Ohios largest banks all suffered losses. National City said it planned to cut about 4,000 jobs, or 14 per cent of its workforce, over the next three years after the bank posted a net loss of $729m, or 85 cents a share. Fifth Third reported a quarterly loss of $56m, or 61 cents per share, and KeyCorp lost $36m, or 10 cents per share.
Profits fell at US Bancorp, which operates in the western two-thirds of the country, as well as at south-east bank Regions Financial and at M&T Bank, based in the mid- Atlantic region. US Bancorp said profits dropped 47 per cent to $576m.
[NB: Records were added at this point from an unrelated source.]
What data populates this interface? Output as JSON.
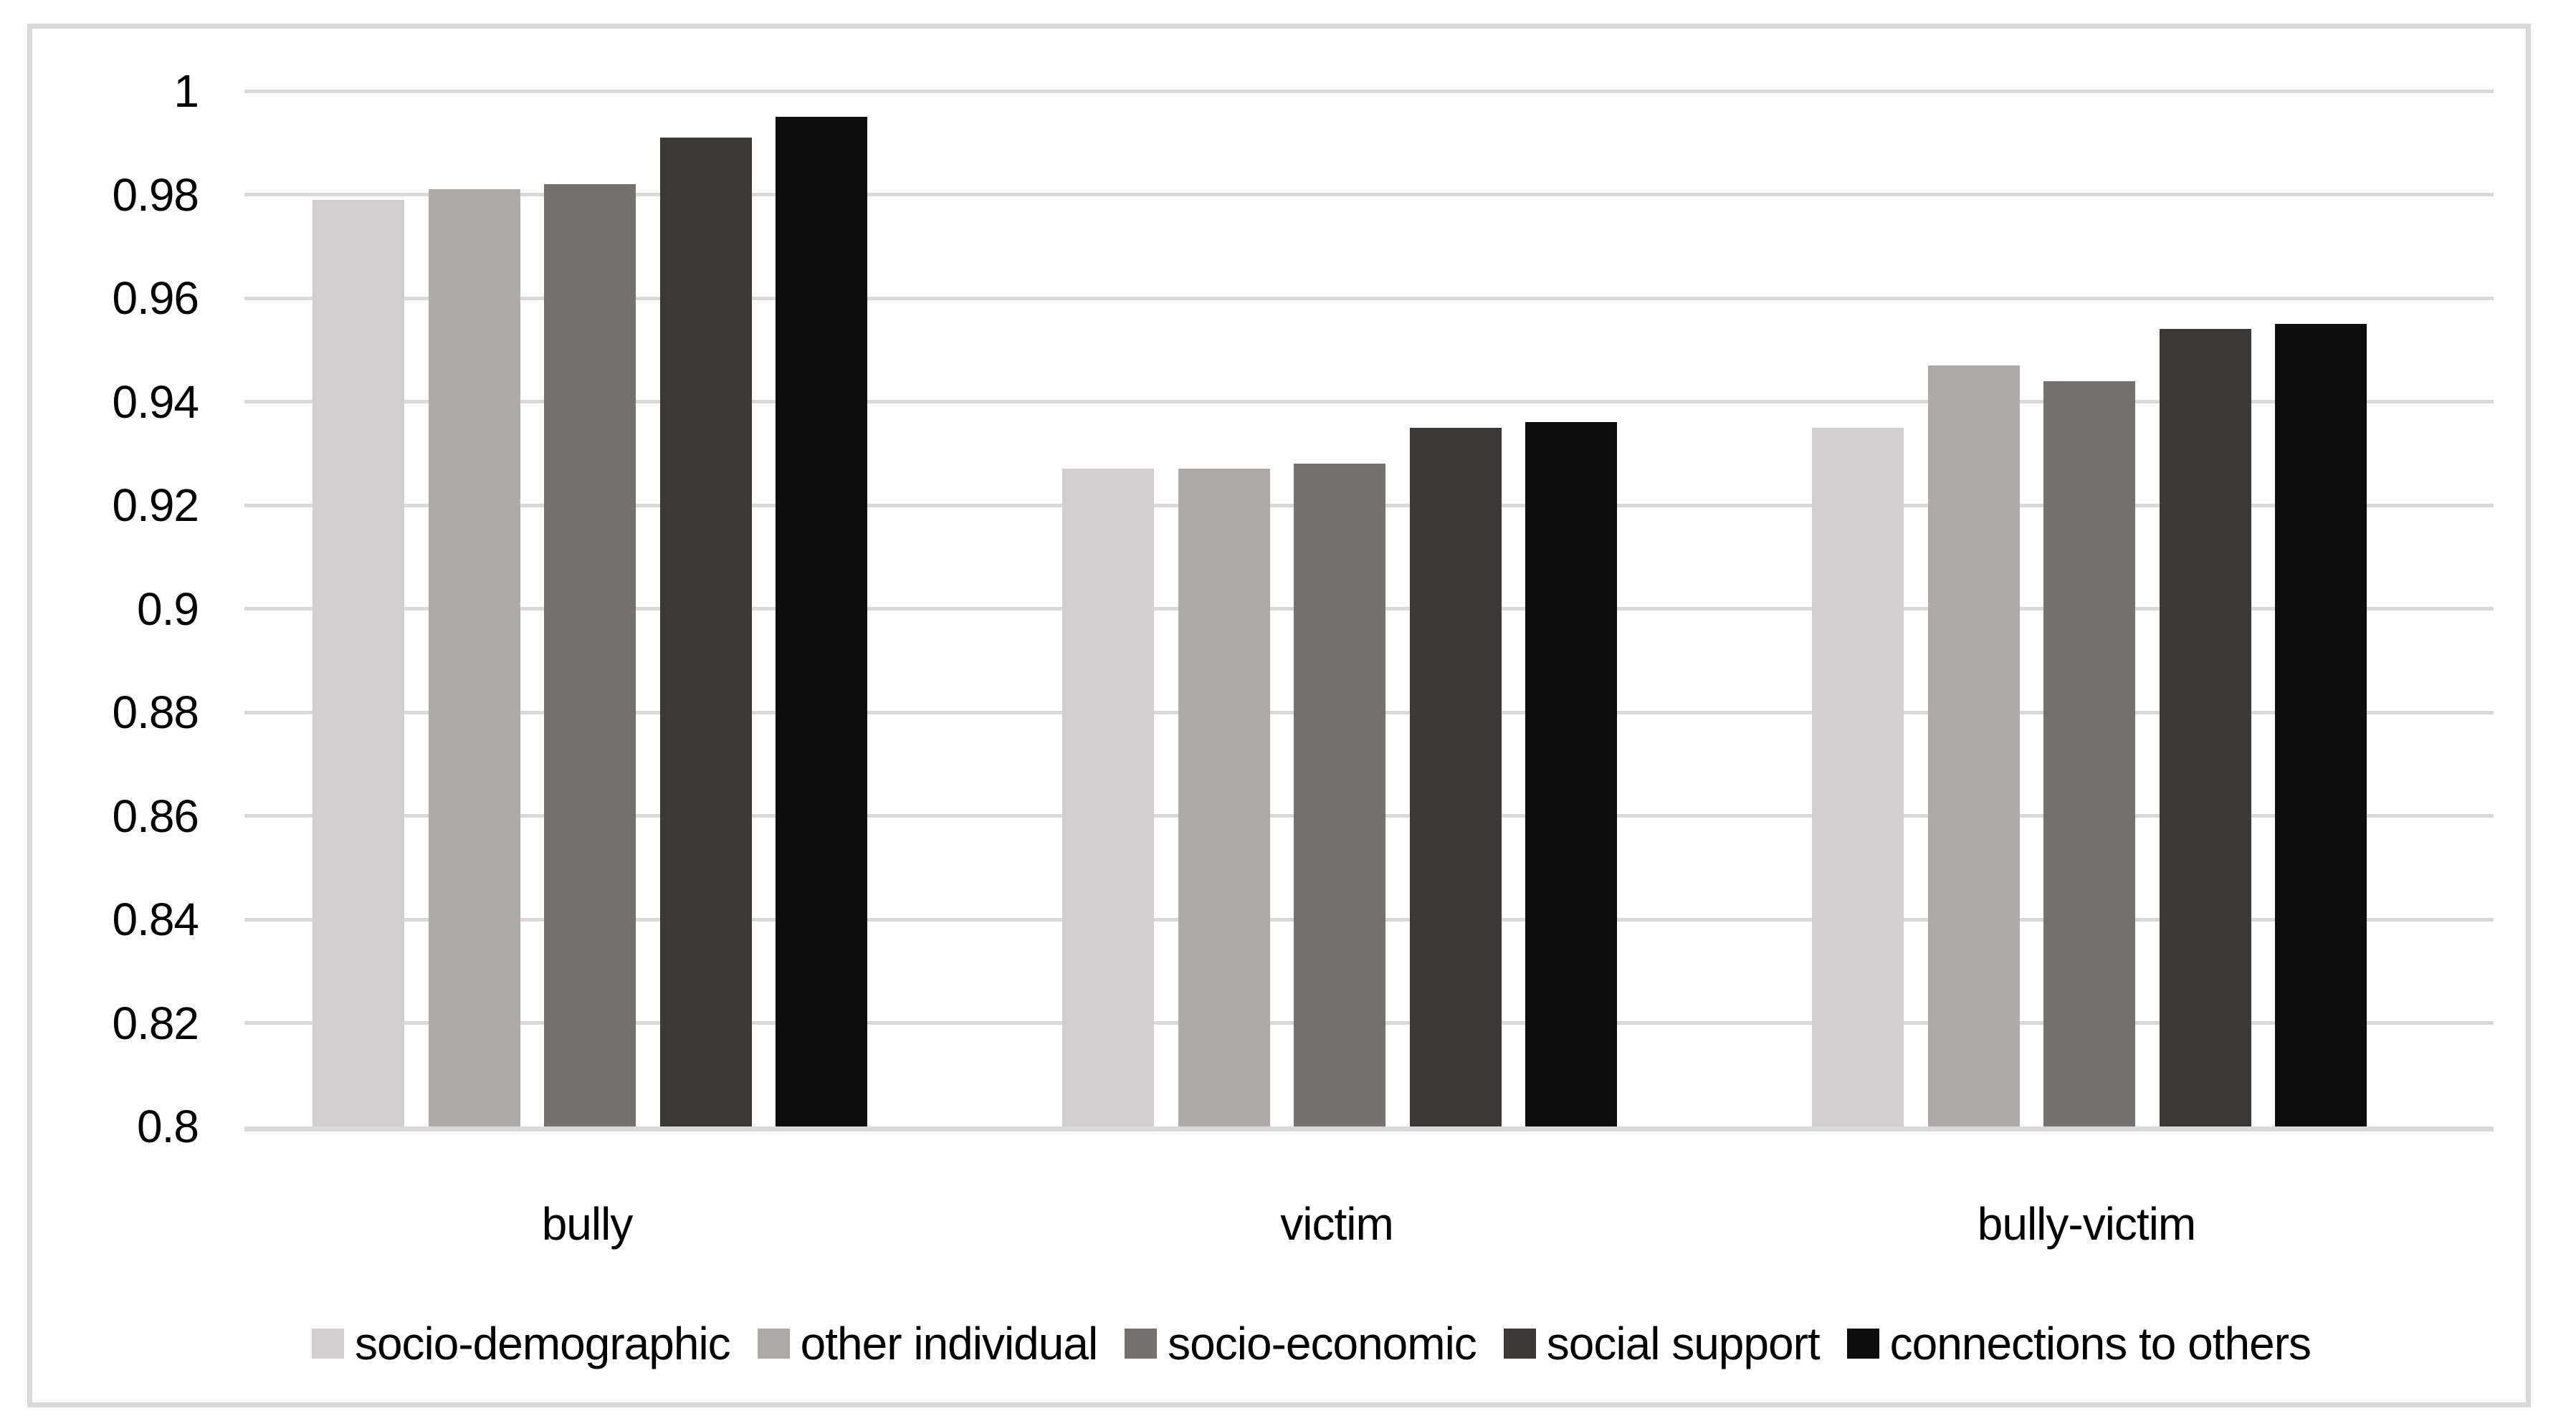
{
  "chart_data": {
    "type": "bar",
    "title": "",
    "xlabel": "",
    "ylabel": "",
    "categories": [
      "bully",
      "victim",
      "bully-victim"
    ],
    "series": [
      {
        "name": "socio-demographic",
        "color": "#d0cece",
        "values": [
          0.979,
          0.927,
          0.935
        ]
      },
      {
        "name": "other individual",
        "color": "#aeaaaa",
        "values": [
          0.981,
          0.927,
          0.947
        ]
      },
      {
        "name": "socio-economic",
        "color": "#757171",
        "values": [
          0.982,
          0.928,
          0.944
        ]
      },
      {
        "name": "social support",
        "color": "#3b3838",
        "values": [
          0.991,
          0.935,
          0.954
        ]
      },
      {
        "name": "connections to others",
        "color": "#0d0d0d",
        "values": [
          0.995,
          0.936,
          0.955
        ]
      }
    ],
    "ylim": [
      0.8,
      1.0
    ],
    "ytick_step": 0.02,
    "ytick_labels": [
      "0.8",
      "0.82",
      "0.84",
      "0.86",
      "0.88",
      "0.9",
      "0.92",
      "0.94",
      "0.96",
      "0.98",
      "1"
    ],
    "grid": true,
    "gridline_color": "#d9d9d9",
    "frame_color": "#d9d9d9",
    "text_color": "#000000",
    "legend_position": "bottom"
  }
}
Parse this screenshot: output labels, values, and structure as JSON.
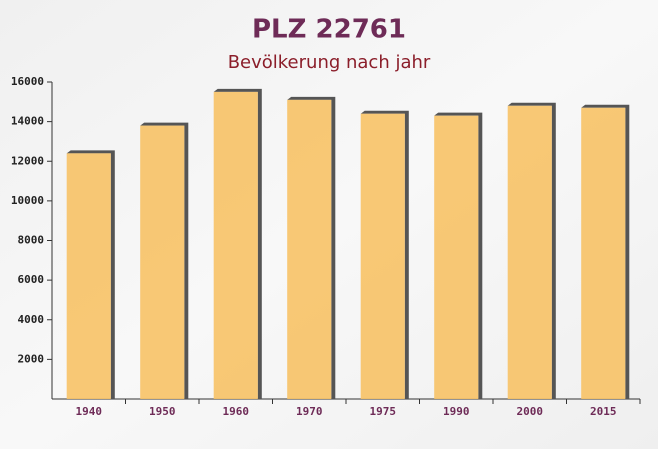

Regions profits fell 80 per cent to $79.5m and profits at M&T Bank fell 54 per cent to $91.1m.
All the banks more than doubled their reserves for loan losses from a year earlier, and net write-offs for bad loans also soared. We have experienced the most severe financial crisis any of us has known in our business lifetime, said Henry Meyer, chief executive of KeyCorp.
The results echoed signs of deteriorating consumer credit and further housing weakness at big rivals such as Bank of America, Citigroup, JPMorgan Chase and Wells Fargo, which have experienced losses on mortgages and credit card loans. Regional banks have suffered from losses on second mortgages and residential construction and development loans.